Ar. Gör. Abdurrahman Kayıklık*

Giriş

Uyuşmazlıkların tahkim yoluyla çözülmesinin -artık klişeleşmiş- hız, gizlilik, davayı tarafsız ve uzman hakemlerin görmesi gibi avantajları, şirketler hukuku için evleviyetle geçerlidir. Buna rağmen şirketler hukukundaki ihtilafların bir kısmında tahkimin yeterince yaygınlaştığı en azından Türkiye özelinde söylenemez. Geniş anlamda şirketler hukuku ihtilafları, sözleşmesel ve korporatif biçiminde ikiye ayrılabilir. Sözleşmesel uyuşmazlıklar (ör: hisse devir sözleşmesiyle ilgili ihtilaflar) genelde pay sahipleri arasındaki sözleşmelerden doğar ve borçlar hukuku yönü ağır basan bu ihtilafların tahkim yoluyla çözümü esasında yaygındır. Dar anlamıyla yani korporatif mahiyetteki şirketler hukuku ihtilaflarında ise durum farklıdır. Genelde doğrudan Türk Ticaret Kanunu’ndan (“TK”) doğan ve şirket tüzel kişiliğini ilgilendiren bu ihtilafların tahkim yoluyla çözülüp çözülemeyeceği öteden beri tartışmalıdır. Bu yazıda, (dar anlamda) şirketler hukuku ihtilaflarında tahkim yoluyla çözümüne dair tartışma ve meseleleri kısaca özetledikten sonra güncel bir Bölge Adliye Mahkemesi (“BAM”) kararı üzerine notlar paylaşacağım.

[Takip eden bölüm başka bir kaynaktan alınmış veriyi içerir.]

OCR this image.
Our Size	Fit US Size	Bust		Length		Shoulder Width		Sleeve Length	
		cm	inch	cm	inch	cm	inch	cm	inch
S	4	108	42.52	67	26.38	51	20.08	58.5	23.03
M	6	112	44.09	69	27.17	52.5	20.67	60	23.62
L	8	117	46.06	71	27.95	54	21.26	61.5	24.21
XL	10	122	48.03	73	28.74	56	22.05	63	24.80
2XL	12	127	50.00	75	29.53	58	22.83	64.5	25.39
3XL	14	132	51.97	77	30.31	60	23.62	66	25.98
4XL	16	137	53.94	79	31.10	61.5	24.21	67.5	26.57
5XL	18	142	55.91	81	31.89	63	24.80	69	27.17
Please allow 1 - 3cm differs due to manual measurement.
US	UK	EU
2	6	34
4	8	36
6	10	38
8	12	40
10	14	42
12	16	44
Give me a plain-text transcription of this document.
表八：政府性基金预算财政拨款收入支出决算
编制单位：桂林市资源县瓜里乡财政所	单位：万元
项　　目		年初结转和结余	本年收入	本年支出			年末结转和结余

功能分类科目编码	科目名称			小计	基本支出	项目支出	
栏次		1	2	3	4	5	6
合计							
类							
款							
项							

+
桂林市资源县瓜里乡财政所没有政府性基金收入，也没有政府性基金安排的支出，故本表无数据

Şirketler Hukuku İhtilaflarında Tahkim: Tartışmalar ve Gelişmeler

Öncelikle bu kısmın kısa tutulacağını belirteyim. Daha geniş bir özete Cem Veziroğlu ile geçen sene kaleme aldığımız bir yazıdan erişilebilir. Şirketler hukuku ihtilaflarının tahkime elverişliliği uzun zamandır tartışmalı bir meseledir. Esasen taraf iradelerine tabi uyuşmazlıklar Türk hukuku bakımından tahkime elverişlidir (Milletlerarası Tahkim Kanunu 1(4); Hukuk Muhakemeleri Kanunu 408). Şirketler hukukunda tahkime bu noktadan başlayan fakat bununla sınırlı olmayan itirazın gerekçeleri, özetle şu şekilde sıralanabilir:

  • Bu ihtilaflarda sulh mümkün değildir; dolayısıyla taraf iradelerine tabi olma şartı yerine gelmez.
  • Bu davaların sonucu davaya taraf olmayan kişileri de etkiler ve bu husus tahkimle bağdaşmaz.
  • İlgili hükümlerde şirket merkezindeki asliye ticaret mahkemesi yetkili gösterilerek tahkim ihtimali dışlanmıştır.

En sık görülen şirketler hukuku ihtilafları üzerinden örneklendirmek gerekirse, anonim şirket genel kurul kararlarının iptali (TK 445) ve şirketin haklı sebeple feshi (TK 531) davalarında ihtilafın sulh ve kabule elverişliliği tartışmalı olup bu davalardan çıkacak kararın davaya taraf olmayan kişileri -sözgelimi dava dışı pay sahiplerini- etkileyeceği açıktır. Ayrıca anılan hükümlerde şirket merkezinin bulunduğu yer asliye ticaret mahkemesi yetkili kılınmıştır. Bir yandan tahkime elverişlilikle bağlantılı diğer yandan müstakil sorunları barındıran bir diğer meseleyse tahkim şartına şirket (esas) sözleşmesinde yer verilip verilemeyeceğidir. İşte Yargıtay, tüm bu tartışmalarda geleneksel görüşü benimsemiş ve her iki dava bakımından da tahkim yolunun kapalı olduğuna hükmetmiştir (bkz. Yargıtay 11. Hukuk Dairesinin 2012/19915, 2014/6951 ve 2019/5000 no.lu kararları).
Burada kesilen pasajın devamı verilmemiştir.